2 years agolei_mirror: handle UTF-8 from manifest.js.gz properly
Eric Wong [Mon, 13 Mar 2023 12:00:23 +0000 (12:00 +0000)] 
lei_mirror: handle UTF-8 from manifest.js.gz properly

This should ensure we display the "git config gitweb.owner
$OWNER" command invocation properly and also ensures we set the
description properly without triggering wide character warnings.

Also tested with a smallish iproute2 repo
(/pub/scm/linux/kernel/git/toke/iproute2.git) using my mirror:

  public-inbox-clone --remote-manifest=pub/manifest.js.gz \
    --include='*/toke/iproute2.git' --inbox-config=never \
    https://80x24.org/lore $DST

Anyways, I'm fairly certain this change and its tests are
correct; but I still struggle to understand Perl's approach to
Unicode and it's interactions with various JSON implementations.

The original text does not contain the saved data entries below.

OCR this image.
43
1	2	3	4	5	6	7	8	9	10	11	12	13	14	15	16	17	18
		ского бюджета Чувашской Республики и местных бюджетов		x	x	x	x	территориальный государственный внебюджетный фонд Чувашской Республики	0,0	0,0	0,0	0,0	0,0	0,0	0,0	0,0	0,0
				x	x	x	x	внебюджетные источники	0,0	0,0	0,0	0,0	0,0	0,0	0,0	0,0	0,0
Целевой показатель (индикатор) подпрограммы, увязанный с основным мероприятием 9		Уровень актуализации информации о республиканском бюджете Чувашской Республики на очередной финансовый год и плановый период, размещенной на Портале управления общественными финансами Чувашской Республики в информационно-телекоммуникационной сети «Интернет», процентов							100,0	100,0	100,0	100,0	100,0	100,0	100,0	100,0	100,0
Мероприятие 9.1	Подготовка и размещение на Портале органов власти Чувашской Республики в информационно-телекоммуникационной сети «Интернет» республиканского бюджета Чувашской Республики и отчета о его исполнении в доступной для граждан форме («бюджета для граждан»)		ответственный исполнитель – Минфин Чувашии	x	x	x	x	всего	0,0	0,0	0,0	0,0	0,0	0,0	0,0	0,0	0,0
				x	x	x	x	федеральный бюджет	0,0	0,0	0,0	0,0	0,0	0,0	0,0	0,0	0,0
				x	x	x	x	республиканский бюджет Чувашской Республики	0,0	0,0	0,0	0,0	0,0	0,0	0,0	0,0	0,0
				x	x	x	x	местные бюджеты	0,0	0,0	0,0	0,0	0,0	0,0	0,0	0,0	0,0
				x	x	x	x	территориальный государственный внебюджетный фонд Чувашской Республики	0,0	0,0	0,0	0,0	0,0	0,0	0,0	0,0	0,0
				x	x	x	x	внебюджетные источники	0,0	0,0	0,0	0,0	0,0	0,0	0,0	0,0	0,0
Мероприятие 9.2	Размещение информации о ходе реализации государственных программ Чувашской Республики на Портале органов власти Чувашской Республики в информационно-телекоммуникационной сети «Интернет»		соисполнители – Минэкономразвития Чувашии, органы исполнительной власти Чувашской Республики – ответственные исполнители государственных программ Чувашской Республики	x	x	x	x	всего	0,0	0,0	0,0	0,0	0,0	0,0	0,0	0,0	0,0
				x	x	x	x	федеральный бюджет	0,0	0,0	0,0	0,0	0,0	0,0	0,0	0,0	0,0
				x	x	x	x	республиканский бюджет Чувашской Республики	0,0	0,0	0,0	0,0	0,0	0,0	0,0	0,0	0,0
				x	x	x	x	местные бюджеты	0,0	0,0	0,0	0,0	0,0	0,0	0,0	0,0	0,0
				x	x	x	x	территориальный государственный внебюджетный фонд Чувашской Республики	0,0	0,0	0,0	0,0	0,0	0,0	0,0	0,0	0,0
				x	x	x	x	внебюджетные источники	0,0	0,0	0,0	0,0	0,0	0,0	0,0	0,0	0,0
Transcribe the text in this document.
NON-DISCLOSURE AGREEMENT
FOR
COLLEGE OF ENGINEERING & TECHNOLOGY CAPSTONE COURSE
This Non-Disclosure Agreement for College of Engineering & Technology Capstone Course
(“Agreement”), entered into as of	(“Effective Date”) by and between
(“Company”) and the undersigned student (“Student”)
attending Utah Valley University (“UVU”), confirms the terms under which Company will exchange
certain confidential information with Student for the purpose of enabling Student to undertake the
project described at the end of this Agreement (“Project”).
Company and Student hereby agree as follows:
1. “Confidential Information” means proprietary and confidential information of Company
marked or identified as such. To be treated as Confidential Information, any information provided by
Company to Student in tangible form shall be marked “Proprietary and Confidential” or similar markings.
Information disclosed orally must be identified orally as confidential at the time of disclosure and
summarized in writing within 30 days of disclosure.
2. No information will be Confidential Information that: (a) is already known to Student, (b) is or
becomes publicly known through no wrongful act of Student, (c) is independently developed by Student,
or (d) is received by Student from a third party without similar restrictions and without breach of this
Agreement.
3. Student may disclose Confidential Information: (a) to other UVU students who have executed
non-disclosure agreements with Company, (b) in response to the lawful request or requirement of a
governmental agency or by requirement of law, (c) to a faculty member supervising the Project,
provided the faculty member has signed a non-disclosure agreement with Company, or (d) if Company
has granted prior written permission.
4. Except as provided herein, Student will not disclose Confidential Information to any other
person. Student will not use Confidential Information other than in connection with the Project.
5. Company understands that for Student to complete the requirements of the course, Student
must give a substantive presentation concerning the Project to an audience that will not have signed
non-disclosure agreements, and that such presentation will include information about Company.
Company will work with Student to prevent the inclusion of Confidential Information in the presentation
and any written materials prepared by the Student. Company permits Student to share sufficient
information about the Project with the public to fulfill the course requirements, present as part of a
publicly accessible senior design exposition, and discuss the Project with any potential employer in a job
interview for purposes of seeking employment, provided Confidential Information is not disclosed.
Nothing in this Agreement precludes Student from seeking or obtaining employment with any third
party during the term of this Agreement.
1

Fixes: 0830817c132cb105 ("lei_mirror: show non-ASCII owner properly w/ --verbose")
2 years agolei_mirror: do not fetch to read-only directories
Eric Wong [Mon, 13 Mar 2023 12:00:22 +0000 (12:00 +0000)] 
lei_mirror: do not fetch to read-only directories

As with public-inbox-fetch, we shouldn't waste time fetching
into read-only directories, since --epoch= will make unwanted
epoch directories read-only placeholders.

2 years agolei_mirror: do not re-fetch inbox.config.example
Eric Wong [Mon, 13 Mar 2023 12:00:21 +0000 (12:00 +0000)] 
lei_mirror: do not re-fetch inbox.config.example

It's a significant source of latency for incremental updates at
the moment, and not really needed since it's just an example.

2 years agolei_mirror: describe why the {ibx} field is used
Eric Wong [Mon, 13 Mar 2023 12:00:20 +0000 (12:00 +0000)] 
lei_mirror: describe why the {ibx} field is used

I forgot why that hunk of code was needed :x, so maybe others
will find the comment helpful, too.

2 years agot/solver_git: fix when Plack::Middleware::ReverseProxy is missing
Eric Wong [Mon, 13 Mar 2023 11:58:11 +0000 (11:58 +0000)] 
t/solver_git: fix when Plack::Middleware::ReverseProxy is missing

We need to ignore the harmless warnings in stderr when
Plack::Middleware::ReverseProxy isn't installed.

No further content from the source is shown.